То есть – одна мысль и одно чувство.
О недостижимом.
О нём.
Некогда столь реальный для нее «Толик», был теперь лишь малой толикой неутоляющего утоления, лишь эвфемизмом, искусственной кожей, в костюме которой жил для нее и отдавался в её жадное обладание другой  — самый желанный, давно страшащий, неотступный и далекий.
Возлюбленное пугало..........
Вожделенная пища..........               
Незакрывающаяся рана.....


О, как хорошо знакома была ему агоническая близость в письмах.
По этой части он имел большой опыт.
Впрочем, не вполне сходный, – потому что писал он всегда женщинам, уже познавшим его вживе.
Он ласкал и мучил словом женственность не только желавшую и тосковавшую по нему, но уже познавшую его.
А угли, по которым шла теперь Татьяна!........
Шла, уже не чувствуя ожогов.
Шла и боялась сближения.
Шла и желала его всей своей кипящей и ещё не познавшей женственностью.


......с вывернутыми за спину руками....
.........под конвоем одного чувства: «Не могу больше! Хочу тебя всего!...»
............и одной мысли: «А что, если я не такая?! Что, если он не вспыхнет?!»

Он и сам боялся.
А что, если она не такая?!
Легко было Гале экономить лебединость, когда он уже расплавился в горниле сладкого нетерпения, уже отыскал глазами неотразимость в ее длинном, плавном теле, уже принял, как дар, обезоруживающую власть над собой ее женственности, уже желал от неё всего...
.................всего.................................. даже сына.

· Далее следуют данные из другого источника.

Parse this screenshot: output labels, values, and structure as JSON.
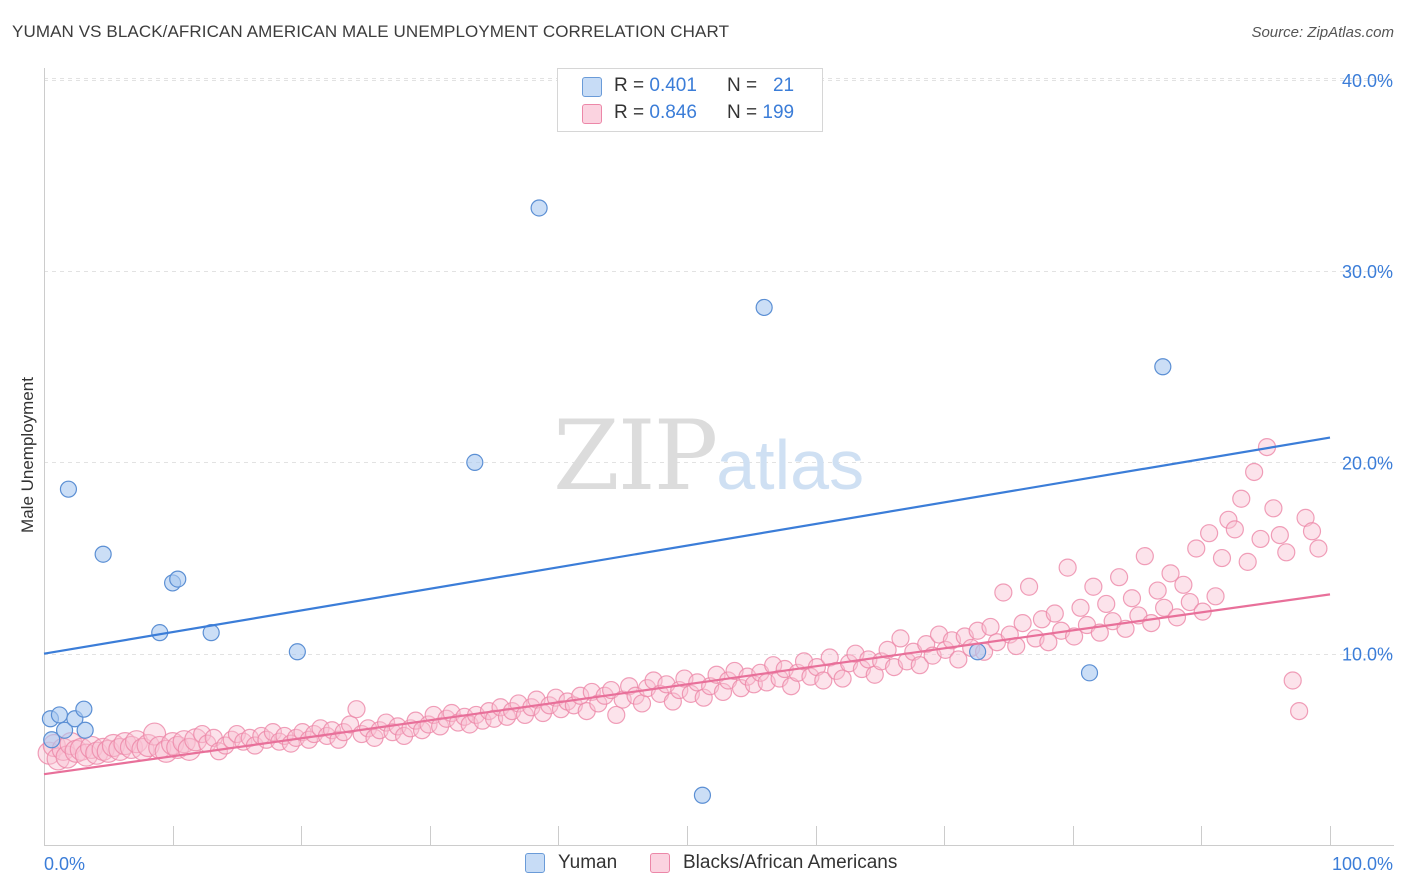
{
  "title": "YUMAN VS BLACK/AFRICAN AMERICAN MALE UNEMPLOYMENT CORRELATION CHART",
  "source": "Source: ZipAtlas.com",
  "watermark": {
    "zip": "ZIP",
    "atlas": "atlas"
  },
  "legend": [
    {
      "r_label": "R =",
      "r_value": "0.401",
      "n_label": "N =",
      "n_value": "21",
      "color": "#a8c8f0",
      "border": "#6a9bd8"
    },
    {
      "r_label": "R =",
      "r_value": "0.846",
      "n_label": "N =",
      "n_value": "199",
      "color": "#f9c0d2",
      "border": "#ec87a8"
    }
  ],
  "bottom_legend": [
    {
      "label": "Yuman",
      "color": "#a8c8f0",
      "border": "#6a9bd8"
    },
    {
      "label": "Blacks/African Americans",
      "color": "#f9c0d2",
      "border": "#ec87a8"
    }
  ],
  "chart_data": {
    "type": "scatter",
    "title": "YUMAN VS BLACK/AFRICAN AMERICAN MALE UNEMPLOYMENT CORRELATION CHART",
    "xlabel": "",
    "ylabel": "Male Unemployment",
    "xlim": [
      0,
      100
    ],
    "ylim": [
      0,
      41
    ],
    "x_tick_labels": [
      "0.0%",
      "100.0%"
    ],
    "y_ticks": [
      10,
      20,
      30,
      40
    ],
    "y_tick_labels": [
      "10.0%",
      "20.0%",
      "30.0%",
      "40.0%"
    ],
    "grid": true,
    "legend_position": "top-center",
    "colors": {
      "yuman": "#3b7dd8",
      "black": "#e8709a",
      "yuman_fill": "#a8c8f0",
      "black_fill": "#f9c0d2"
    },
    "series": [
      {
        "name": "Yuman",
        "r": 0.401,
        "n": 21,
        "trendline": {
          "x": [
            0,
            100
          ],
          "y": [
            10.0,
            21.3
          ]
        },
        "points": [
          [
            0.5,
            6.6
          ],
          [
            0.6,
            5.5
          ],
          [
            1.2,
            6.8
          ],
          [
            1.6,
            6.0
          ],
          [
            1.9,
            18.6
          ],
          [
            2.4,
            6.6
          ],
          [
            3.1,
            7.1
          ],
          [
            3.2,
            6.0
          ],
          [
            4.6,
            15.2
          ],
          [
            9.0,
            11.1
          ],
          [
            10.0,
            13.7
          ],
          [
            10.4,
            13.9
          ],
          [
            13.0,
            11.1
          ],
          [
            19.7,
            10.1
          ],
          [
            33.5,
            20.0
          ],
          [
            38.5,
            33.3
          ],
          [
            51.2,
            2.6
          ],
          [
            56.0,
            28.1
          ],
          [
            72.6,
            10.1
          ],
          [
            81.3,
            9.0
          ],
          [
            87.0,
            25.0
          ]
        ]
      },
      {
        "name": "Blacks/African Americans",
        "r": 0.846,
        "n": 199,
        "trendline": {
          "x": [
            0,
            100
          ],
          "y": [
            3.7,
            13.1
          ]
        },
        "points": [
          [
            0.4,
            4.8
          ],
          [
            0.8,
            5.2
          ],
          [
            1.1,
            4.5
          ],
          [
            1.5,
            5.0
          ],
          [
            1.8,
            4.6
          ],
          [
            2.1,
            5.3
          ],
          [
            2.5,
            4.9
          ],
          [
            2.9,
            5.0
          ],
          [
            3.3,
            4.7
          ],
          [
            3.7,
            5.1
          ],
          [
            4.1,
            4.8
          ],
          [
            4.6,
            5.0
          ],
          [
            5.0,
            4.9
          ],
          [
            5.4,
            5.2
          ],
          [
            5.9,
            5.0
          ],
          [
            6.3,
            5.3
          ],
          [
            6.8,
            5.1
          ],
          [
            7.2,
            5.4
          ],
          [
            7.7,
            5.0
          ],
          [
            8.1,
            5.2
          ],
          [
            8.6,
            5.8
          ],
          [
            9.0,
            5.1
          ],
          [
            9.5,
            4.9
          ],
          [
            10.0,
            5.3
          ],
          [
            10.4,
            5.1
          ],
          [
            10.9,
            5.4
          ],
          [
            11.3,
            5.0
          ],
          [
            11.8,
            5.5
          ],
          [
            12.3,
            5.8
          ],
          [
            12.7,
            5.3
          ],
          [
            13.2,
            5.6
          ],
          [
            13.6,
            4.9
          ],
          [
            14.1,
            5.2
          ],
          [
            14.6,
            5.5
          ],
          [
            15.0,
            5.8
          ],
          [
            15.5,
            5.4
          ],
          [
            16.0,
            5.6
          ],
          [
            16.4,
            5.2
          ],
          [
            16.9,
            5.7
          ],
          [
            17.3,
            5.5
          ],
          [
            17.8,
            5.9
          ],
          [
            18.3,
            5.4
          ],
          [
            18.7,
            5.7
          ],
          [
            19.2,
            5.3
          ],
          [
            19.6,
            5.6
          ],
          [
            20.1,
            5.9
          ],
          [
            20.6,
            5.5
          ],
          [
            21.0,
            5.8
          ],
          [
            21.5,
            6.1
          ],
          [
            22.0,
            5.7
          ],
          [
            22.4,
            6.0
          ],
          [
            22.9,
            5.5
          ],
          [
            23.3,
            5.9
          ],
          [
            23.8,
            6.3
          ],
          [
            24.3,
            7.1
          ],
          [
            24.7,
            5.8
          ],
          [
            25.2,
            6.1
          ],
          [
            25.7,
            5.6
          ],
          [
            26.1,
            6.0
          ],
          [
            26.6,
            6.4
          ],
          [
            27.1,
            5.9
          ],
          [
            27.5,
            6.2
          ],
          [
            28.0,
            5.7
          ],
          [
            28.5,
            6.1
          ],
          [
            28.9,
            6.5
          ],
          [
            29.4,
            6.0
          ],
          [
            29.9,
            6.3
          ],
          [
            30.3,
            6.8
          ],
          [
            30.8,
            6.2
          ],
          [
            31.3,
            6.6
          ],
          [
            31.7,
            6.9
          ],
          [
            32.2,
            6.4
          ],
          [
            32.7,
            6.7
          ],
          [
            33.1,
            6.3
          ],
          [
            33.6,
            6.8
          ],
          [
            34.1,
            6.5
          ],
          [
            34.6,
            7.0
          ],
          [
            35.0,
            6.6
          ],
          [
            35.5,
            7.2
          ],
          [
            36.0,
            6.7
          ],
          [
            36.4,
            7.0
          ],
          [
            36.9,
            7.4
          ],
          [
            37.4,
            6.8
          ],
          [
            37.9,
            7.2
          ],
          [
            38.3,
            7.6
          ],
          [
            38.8,
            6.9
          ],
          [
            39.3,
            7.3
          ],
          [
            39.8,
            7.7
          ],
          [
            40.2,
            7.1
          ],
          [
            40.7,
            7.5
          ],
          [
            41.2,
            7.3
          ],
          [
            41.7,
            7.8
          ],
          [
            42.2,
            7.0
          ],
          [
            42.6,
            8.0
          ],
          [
            43.1,
            7.4
          ],
          [
            43.6,
            7.8
          ],
          [
            44.1,
            8.1
          ],
          [
            44.5,
            6.8
          ],
          [
            45.0,
            7.6
          ],
          [
            45.5,
            8.3
          ],
          [
            46.0,
            7.8
          ],
          [
            46.5,
            7.4
          ],
          [
            46.9,
            8.2
          ],
          [
            47.4,
            8.6
          ],
          [
            47.9,
            7.9
          ],
          [
            48.4,
            8.4
          ],
          [
            48.9,
            7.5
          ],
          [
            49.4,
            8.1
          ],
          [
            49.8,
            8.7
          ],
          [
            50.3,
            7.9
          ],
          [
            50.8,
            8.5
          ],
          [
            51.3,
            7.7
          ],
          [
            51.8,
            8.3
          ],
          [
            52.3,
            8.9
          ],
          [
            52.8,
            8.0
          ],
          [
            53.2,
            8.6
          ],
          [
            53.7,
            9.1
          ],
          [
            54.2,
            8.2
          ],
          [
            54.7,
            8.8
          ],
          [
            55.2,
            8.4
          ],
          [
            55.7,
            9.0
          ],
          [
            56.2,
            8.5
          ],
          [
            56.7,
            9.4
          ],
          [
            57.2,
            8.7
          ],
          [
            57.6,
            9.2
          ],
          [
            58.1,
            8.3
          ],
          [
            58.6,
            9.0
          ],
          [
            59.1,
            9.6
          ],
          [
            59.6,
            8.8
          ],
          [
            60.1,
            9.3
          ],
          [
            60.6,
            8.6
          ],
          [
            61.1,
            9.8
          ],
          [
            61.6,
            9.1
          ],
          [
            62.1,
            8.7
          ],
          [
            62.6,
            9.5
          ],
          [
            63.1,
            10.0
          ],
          [
            63.6,
            9.2
          ],
          [
            64.1,
            9.7
          ],
          [
            64.6,
            8.9
          ],
          [
            65.1,
            9.6
          ],
          [
            65.6,
            10.2
          ],
          [
            66.1,
            9.3
          ],
          [
            66.6,
            10.8
          ],
          [
            67.1,
            9.6
          ],
          [
            67.6,
            10.1
          ],
          [
            68.1,
            9.4
          ],
          [
            68.6,
            10.5
          ],
          [
            69.1,
            9.9
          ],
          [
            69.6,
            11.0
          ],
          [
            70.1,
            10.2
          ],
          [
            70.6,
            10.7
          ],
          [
            71.1,
            9.7
          ],
          [
            71.6,
            10.9
          ],
          [
            72.1,
            10.3
          ],
          [
            72.6,
            11.2
          ],
          [
            73.1,
            10.1
          ],
          [
            73.6,
            11.4
          ],
          [
            74.1,
            10.6
          ],
          [
            74.6,
            13.2
          ],
          [
            75.1,
            11.0
          ],
          [
            75.6,
            10.4
          ],
          [
            76.1,
            11.6
          ],
          [
            76.6,
            13.5
          ],
          [
            77.1,
            10.8
          ],
          [
            77.6,
            11.8
          ],
          [
            78.1,
            10.6
          ],
          [
            78.6,
            12.1
          ],
          [
            79.1,
            11.2
          ],
          [
            79.6,
            14.5
          ],
          [
            80.1,
            10.9
          ],
          [
            80.6,
            12.4
          ],
          [
            81.1,
            11.5
          ],
          [
            81.6,
            13.5
          ],
          [
            82.1,
            11.1
          ],
          [
            82.6,
            12.6
          ],
          [
            83.1,
            11.7
          ],
          [
            83.6,
            14.0
          ],
          [
            84.1,
            11.3
          ],
          [
            84.6,
            12.9
          ],
          [
            85.1,
            12.0
          ],
          [
            85.6,
            15.1
          ],
          [
            86.1,
            11.6
          ],
          [
            86.6,
            13.3
          ],
          [
            87.1,
            12.4
          ],
          [
            87.6,
            14.2
          ],
          [
            88.1,
            11.9
          ],
          [
            88.6,
            13.6
          ],
          [
            89.1,
            12.7
          ],
          [
            89.6,
            15.5
          ],
          [
            90.1,
            12.2
          ],
          [
            90.6,
            16.3
          ],
          [
            91.1,
            13.0
          ],
          [
            91.6,
            15.0
          ],
          [
            92.1,
            17.0
          ],
          [
            92.6,
            16.5
          ],
          [
            93.1,
            18.1
          ],
          [
            93.6,
            14.8
          ],
          [
            94.1,
            19.5
          ],
          [
            94.6,
            16.0
          ],
          [
            95.1,
            20.8
          ],
          [
            95.6,
            17.6
          ],
          [
            96.1,
            16.2
          ],
          [
            96.6,
            15.3
          ],
          [
            97.1,
            8.6
          ],
          [
            97.6,
            7.0
          ],
          [
            98.1,
            17.1
          ],
          [
            98.6,
            16.4
          ],
          [
            99.1,
            15.5
          ]
        ]
      }
    ]
  }
}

Но Татьяна не была дана ему, как дар обезоруживающей плоти.
Он понимал это и, страшась разочарования, сдерживал своё мужское воображение.
Татьяна тоже  понимала, тоже страшилась... но она ещё и любила, то есть была слабее своей кипящей женственности, которая непреклонно требует этого...этого однажды благословенного и с тех пор трижды проклятого соединения во «плоть едину». Она раздевала перед ним своё прошлое, верней, одевалась в себя прошлую, – самую лихорадочную, самую несдержанную, – чтобы, мысленно подменив на сердечной сцене героя, пережить с ним хоть в пьесе воображения то, что давно уже сделалось её повседневным наваждением,
..........................счастьем ожидания....
..............пыткой ожидания....
......жизнью ожидания....
Ей уже не хватало прежних интимных обращений к нему, а большего...более беззастенчивого она не решалась сказать прямо... не смела изречь нагую правду желаний, чёрным по белому связать с его именем жажду омовения и
самозабвения в сладком каннибальстве.
И поэтому она рассказывала...рассказывала ему...какая она, как горячо может быть её женское воление, как стремительна и неудержима инициатива её чувственности......
.........расска...зывала..... и  ........  ...унимая дрожь колен.....заглушая уханье сердца     .................надеялась..........  ......  ..страстно...   ...........  .....................отчаянно надеялась... ......он услышит...  ...........поймёт... .... он почувствует, что   это с ним она... хочет и может быть такой.........это с ним и только с ним желает она «вся превратиться в один боль...шой рот»...................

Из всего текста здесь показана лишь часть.